The four musicals in this year’s fest include Normativity, with book, music, and lyrics by Jaime Jarrett (directed by Rebecca Wright). It runs March 28, 31, and April 1 at the Arts Bank, and according to Alvarez, “deals with how the stories that are told about us can minimize or remake our existence. Also, magic queer teenage love.”

There’s also The Best Songs in the World Show by Philly’s Red 40 and the Last Groovement (March 29 and 30 and April 1 at the Arts Bank), with book, music, and lyrics by lead singer Martha Stuckey in collaboration with the Groovement, directed by Anisa George. Alvarez says it deals with “how we put on masks, and [how] the masks hunt us down. Also, starstuff and spies.”

Folk Wandering, with book and lyrics by Jaclyn Backhaus and music and additional lyrics by a large team of artists, runs March 28 and 31 and April 1 at the Merriam, directed by Andrew Neisler. It’s about “looking for something. Looking for a place or a way to define ourselves and survive in spite of all odds. Also, James Dean.”

And The Real Whisper, with music and lyrics by Greta Gertler and book and additional lyrics by Akin Salawu, directed by Nell Bang-Jensen, covers “how we lie to ourselves, ignore our histories, and hide behind personas. Also, murderous ghosts.”

Shakina Nayfack, actor, writer, and artistic director of New York’s Musical Theater Factory, will give a Polyphone keynote address on community, identity, and activism in musical theater at 10am on Saturday, April 1, at the Arts Bank, and the day will continue with a “marathon” of all four featured musicals in succession, beginning at noon.

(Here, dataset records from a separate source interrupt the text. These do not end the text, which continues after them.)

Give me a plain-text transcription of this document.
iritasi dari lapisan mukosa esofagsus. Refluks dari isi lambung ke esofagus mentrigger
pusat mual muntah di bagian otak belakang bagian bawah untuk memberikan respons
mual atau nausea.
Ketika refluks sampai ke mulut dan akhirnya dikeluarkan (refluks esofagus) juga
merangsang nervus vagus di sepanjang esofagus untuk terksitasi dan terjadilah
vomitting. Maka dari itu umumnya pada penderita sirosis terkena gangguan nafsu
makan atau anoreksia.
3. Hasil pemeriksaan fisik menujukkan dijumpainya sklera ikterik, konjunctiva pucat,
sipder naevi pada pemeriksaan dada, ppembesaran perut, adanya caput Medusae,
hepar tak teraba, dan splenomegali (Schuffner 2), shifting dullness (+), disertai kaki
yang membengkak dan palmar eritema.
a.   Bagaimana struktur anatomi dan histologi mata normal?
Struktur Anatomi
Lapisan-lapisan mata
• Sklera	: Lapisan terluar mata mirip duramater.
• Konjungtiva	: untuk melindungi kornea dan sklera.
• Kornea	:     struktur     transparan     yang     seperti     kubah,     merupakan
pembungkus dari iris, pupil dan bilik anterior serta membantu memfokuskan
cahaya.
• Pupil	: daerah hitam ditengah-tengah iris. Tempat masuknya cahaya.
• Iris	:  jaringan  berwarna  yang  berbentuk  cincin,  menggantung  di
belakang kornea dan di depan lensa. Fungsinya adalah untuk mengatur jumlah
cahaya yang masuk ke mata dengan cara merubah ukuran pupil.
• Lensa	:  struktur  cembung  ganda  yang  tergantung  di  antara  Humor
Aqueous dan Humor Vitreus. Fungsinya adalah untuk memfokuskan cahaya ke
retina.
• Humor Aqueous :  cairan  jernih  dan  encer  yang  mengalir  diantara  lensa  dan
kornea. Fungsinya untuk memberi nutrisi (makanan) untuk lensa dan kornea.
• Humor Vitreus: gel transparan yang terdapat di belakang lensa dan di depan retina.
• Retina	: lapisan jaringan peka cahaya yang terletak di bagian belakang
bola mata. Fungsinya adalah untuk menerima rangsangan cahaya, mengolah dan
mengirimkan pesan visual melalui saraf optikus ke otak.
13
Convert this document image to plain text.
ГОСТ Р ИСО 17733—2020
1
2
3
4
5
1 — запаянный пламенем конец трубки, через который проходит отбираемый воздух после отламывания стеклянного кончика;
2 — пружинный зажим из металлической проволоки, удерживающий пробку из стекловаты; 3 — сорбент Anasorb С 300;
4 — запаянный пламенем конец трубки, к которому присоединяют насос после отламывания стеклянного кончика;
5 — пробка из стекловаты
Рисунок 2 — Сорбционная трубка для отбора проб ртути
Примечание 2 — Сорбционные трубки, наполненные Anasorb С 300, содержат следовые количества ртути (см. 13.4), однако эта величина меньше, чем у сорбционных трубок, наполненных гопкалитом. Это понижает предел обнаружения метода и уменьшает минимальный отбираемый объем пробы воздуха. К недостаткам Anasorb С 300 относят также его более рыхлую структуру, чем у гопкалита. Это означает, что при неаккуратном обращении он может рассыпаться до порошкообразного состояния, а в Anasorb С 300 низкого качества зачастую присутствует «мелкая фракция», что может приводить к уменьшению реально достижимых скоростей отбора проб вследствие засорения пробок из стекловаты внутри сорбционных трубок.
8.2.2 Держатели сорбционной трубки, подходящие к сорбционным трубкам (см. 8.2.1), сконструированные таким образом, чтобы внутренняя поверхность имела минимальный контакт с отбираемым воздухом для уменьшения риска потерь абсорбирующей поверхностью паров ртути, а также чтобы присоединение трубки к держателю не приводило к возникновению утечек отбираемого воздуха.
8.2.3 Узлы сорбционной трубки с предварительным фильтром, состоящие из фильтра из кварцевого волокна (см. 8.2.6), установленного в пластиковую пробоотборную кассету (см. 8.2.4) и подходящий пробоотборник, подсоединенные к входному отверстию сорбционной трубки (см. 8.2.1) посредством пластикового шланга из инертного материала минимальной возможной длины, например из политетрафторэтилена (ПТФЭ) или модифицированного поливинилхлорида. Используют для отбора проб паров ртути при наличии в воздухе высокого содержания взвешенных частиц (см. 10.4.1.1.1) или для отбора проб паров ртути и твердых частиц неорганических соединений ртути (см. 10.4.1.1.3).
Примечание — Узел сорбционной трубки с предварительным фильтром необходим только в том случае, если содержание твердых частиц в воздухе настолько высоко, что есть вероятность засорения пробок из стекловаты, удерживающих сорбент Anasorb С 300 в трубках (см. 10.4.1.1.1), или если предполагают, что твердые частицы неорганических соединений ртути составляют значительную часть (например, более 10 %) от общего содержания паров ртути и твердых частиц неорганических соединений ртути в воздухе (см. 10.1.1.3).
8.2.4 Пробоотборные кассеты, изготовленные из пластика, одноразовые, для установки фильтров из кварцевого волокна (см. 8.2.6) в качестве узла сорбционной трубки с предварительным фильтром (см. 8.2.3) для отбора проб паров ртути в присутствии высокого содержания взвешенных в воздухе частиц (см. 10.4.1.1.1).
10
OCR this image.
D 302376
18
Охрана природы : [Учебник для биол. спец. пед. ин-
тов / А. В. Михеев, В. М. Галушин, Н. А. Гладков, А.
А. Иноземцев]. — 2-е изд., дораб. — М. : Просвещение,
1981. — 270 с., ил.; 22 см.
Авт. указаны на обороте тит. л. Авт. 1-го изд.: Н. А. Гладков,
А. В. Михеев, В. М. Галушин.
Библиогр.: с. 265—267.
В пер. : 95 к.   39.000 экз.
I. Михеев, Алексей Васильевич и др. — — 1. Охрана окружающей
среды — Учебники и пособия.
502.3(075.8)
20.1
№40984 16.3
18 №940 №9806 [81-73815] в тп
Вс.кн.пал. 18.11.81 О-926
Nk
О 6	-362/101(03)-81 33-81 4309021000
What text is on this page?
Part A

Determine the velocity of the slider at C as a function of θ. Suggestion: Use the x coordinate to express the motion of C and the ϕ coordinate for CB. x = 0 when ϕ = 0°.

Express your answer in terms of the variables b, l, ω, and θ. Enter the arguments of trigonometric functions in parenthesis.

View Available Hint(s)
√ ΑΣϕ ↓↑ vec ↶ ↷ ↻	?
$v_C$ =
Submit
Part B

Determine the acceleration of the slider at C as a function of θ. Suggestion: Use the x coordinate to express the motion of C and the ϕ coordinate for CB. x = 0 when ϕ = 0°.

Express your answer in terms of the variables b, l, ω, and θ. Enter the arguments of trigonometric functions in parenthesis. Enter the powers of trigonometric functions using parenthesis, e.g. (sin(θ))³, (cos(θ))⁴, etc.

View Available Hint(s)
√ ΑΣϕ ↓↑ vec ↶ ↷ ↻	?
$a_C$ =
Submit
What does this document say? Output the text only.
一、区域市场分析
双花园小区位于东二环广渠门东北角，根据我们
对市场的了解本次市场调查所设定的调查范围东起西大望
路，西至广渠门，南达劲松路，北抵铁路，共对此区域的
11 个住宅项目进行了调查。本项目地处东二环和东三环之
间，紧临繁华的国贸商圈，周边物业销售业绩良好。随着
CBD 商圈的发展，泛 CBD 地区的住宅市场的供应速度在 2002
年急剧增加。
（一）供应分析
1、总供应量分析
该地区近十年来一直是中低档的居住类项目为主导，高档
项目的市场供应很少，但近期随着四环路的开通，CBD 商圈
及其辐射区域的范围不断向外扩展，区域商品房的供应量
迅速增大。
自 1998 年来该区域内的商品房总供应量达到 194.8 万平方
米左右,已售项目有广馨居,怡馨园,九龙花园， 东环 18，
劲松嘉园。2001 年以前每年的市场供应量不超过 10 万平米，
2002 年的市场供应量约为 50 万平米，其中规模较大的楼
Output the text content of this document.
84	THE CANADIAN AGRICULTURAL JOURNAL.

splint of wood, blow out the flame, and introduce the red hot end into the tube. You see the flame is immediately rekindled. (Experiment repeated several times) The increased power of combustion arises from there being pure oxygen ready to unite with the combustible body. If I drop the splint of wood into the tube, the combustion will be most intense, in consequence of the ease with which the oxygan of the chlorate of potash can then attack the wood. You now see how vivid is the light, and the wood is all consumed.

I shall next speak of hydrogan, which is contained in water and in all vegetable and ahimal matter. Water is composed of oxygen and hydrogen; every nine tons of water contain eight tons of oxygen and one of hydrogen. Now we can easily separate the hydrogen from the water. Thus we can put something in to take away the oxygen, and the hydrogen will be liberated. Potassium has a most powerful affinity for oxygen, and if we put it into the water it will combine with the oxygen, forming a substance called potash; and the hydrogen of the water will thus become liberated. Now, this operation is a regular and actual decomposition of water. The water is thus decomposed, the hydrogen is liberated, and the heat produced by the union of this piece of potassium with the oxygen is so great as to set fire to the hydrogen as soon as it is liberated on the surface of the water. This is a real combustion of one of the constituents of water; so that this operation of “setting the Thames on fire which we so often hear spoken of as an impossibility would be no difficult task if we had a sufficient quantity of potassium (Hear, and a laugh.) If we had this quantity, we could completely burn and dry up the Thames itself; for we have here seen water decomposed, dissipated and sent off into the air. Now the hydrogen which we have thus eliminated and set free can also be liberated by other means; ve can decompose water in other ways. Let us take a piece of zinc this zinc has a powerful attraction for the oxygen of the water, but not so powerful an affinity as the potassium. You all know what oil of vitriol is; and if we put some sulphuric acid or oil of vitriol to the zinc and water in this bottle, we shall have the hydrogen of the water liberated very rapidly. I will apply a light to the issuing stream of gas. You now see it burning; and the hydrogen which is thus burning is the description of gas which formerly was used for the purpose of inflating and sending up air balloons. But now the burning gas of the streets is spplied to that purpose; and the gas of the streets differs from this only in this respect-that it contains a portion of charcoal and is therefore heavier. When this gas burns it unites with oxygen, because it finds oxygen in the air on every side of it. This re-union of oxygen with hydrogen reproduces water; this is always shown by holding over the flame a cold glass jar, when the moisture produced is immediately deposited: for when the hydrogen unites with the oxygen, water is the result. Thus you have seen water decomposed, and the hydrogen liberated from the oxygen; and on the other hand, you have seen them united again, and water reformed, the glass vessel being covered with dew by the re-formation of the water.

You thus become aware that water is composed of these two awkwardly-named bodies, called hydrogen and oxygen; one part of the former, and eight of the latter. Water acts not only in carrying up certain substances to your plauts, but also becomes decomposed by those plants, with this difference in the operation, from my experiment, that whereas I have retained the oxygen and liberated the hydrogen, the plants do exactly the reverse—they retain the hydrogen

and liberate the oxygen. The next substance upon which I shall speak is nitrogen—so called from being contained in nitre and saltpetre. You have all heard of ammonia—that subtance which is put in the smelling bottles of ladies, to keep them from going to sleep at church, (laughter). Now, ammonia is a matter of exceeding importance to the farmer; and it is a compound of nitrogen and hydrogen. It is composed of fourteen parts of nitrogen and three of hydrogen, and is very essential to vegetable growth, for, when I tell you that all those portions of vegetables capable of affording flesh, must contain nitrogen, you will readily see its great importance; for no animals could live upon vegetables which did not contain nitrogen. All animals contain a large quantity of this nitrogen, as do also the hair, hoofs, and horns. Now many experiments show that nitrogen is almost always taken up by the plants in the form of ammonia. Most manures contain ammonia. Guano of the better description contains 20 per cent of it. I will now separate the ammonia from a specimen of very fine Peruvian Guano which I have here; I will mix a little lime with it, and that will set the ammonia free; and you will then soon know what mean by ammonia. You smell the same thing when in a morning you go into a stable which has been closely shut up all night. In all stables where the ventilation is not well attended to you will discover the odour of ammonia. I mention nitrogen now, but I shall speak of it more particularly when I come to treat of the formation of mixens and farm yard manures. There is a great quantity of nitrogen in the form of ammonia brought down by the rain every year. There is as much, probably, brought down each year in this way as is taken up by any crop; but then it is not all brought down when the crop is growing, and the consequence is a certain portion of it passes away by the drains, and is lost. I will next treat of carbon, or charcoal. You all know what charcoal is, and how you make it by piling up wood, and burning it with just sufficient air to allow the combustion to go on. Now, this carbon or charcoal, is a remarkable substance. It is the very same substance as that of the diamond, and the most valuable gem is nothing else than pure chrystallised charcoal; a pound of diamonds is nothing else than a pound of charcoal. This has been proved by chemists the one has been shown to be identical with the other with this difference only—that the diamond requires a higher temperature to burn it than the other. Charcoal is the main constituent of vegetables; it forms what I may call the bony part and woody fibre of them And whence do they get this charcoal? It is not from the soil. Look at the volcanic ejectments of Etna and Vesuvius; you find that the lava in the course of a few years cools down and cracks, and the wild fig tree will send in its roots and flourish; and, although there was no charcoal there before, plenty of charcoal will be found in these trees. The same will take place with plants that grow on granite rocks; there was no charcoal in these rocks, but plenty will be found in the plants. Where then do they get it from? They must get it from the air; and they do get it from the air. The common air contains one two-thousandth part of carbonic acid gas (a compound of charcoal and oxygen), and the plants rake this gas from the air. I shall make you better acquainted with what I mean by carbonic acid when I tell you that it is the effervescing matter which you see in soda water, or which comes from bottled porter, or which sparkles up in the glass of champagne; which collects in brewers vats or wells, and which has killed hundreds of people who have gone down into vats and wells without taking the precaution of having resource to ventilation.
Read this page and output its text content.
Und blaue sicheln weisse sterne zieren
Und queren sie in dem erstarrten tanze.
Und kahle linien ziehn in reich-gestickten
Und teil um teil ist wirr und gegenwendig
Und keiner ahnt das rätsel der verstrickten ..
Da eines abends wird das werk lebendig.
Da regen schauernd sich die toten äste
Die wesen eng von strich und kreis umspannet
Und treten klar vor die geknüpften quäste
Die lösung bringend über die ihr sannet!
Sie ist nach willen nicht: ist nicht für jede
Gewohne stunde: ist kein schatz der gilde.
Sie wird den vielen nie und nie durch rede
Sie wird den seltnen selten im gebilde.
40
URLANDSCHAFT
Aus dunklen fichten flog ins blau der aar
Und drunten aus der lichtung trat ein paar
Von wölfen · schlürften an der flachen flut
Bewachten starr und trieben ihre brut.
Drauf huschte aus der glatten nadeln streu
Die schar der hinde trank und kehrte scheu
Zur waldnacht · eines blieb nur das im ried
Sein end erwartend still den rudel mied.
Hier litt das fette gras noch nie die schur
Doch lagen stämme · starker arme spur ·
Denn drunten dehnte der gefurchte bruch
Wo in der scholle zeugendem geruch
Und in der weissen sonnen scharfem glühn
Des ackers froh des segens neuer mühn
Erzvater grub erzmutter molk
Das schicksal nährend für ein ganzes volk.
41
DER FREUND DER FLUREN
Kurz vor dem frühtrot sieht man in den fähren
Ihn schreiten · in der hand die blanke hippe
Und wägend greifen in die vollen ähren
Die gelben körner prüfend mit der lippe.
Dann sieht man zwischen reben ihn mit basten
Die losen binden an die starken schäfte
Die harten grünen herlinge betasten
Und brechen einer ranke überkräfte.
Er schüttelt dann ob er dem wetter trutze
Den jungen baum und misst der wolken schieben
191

All in all, Alvarez says the Polyphone 2017 musicals are “about who we are… each, in some way, about identity; the stories that define us; the fictions we create; the many personas we juggle.”

The 2017 Polyphone Festival, created through the University of the Arts Ira Brind School of Theater Arts, is running at the Arts Bank (at Broad and South Streets) and the Merriam (250 S. Broad Street) from March 28 to April 1. Tickets are available online.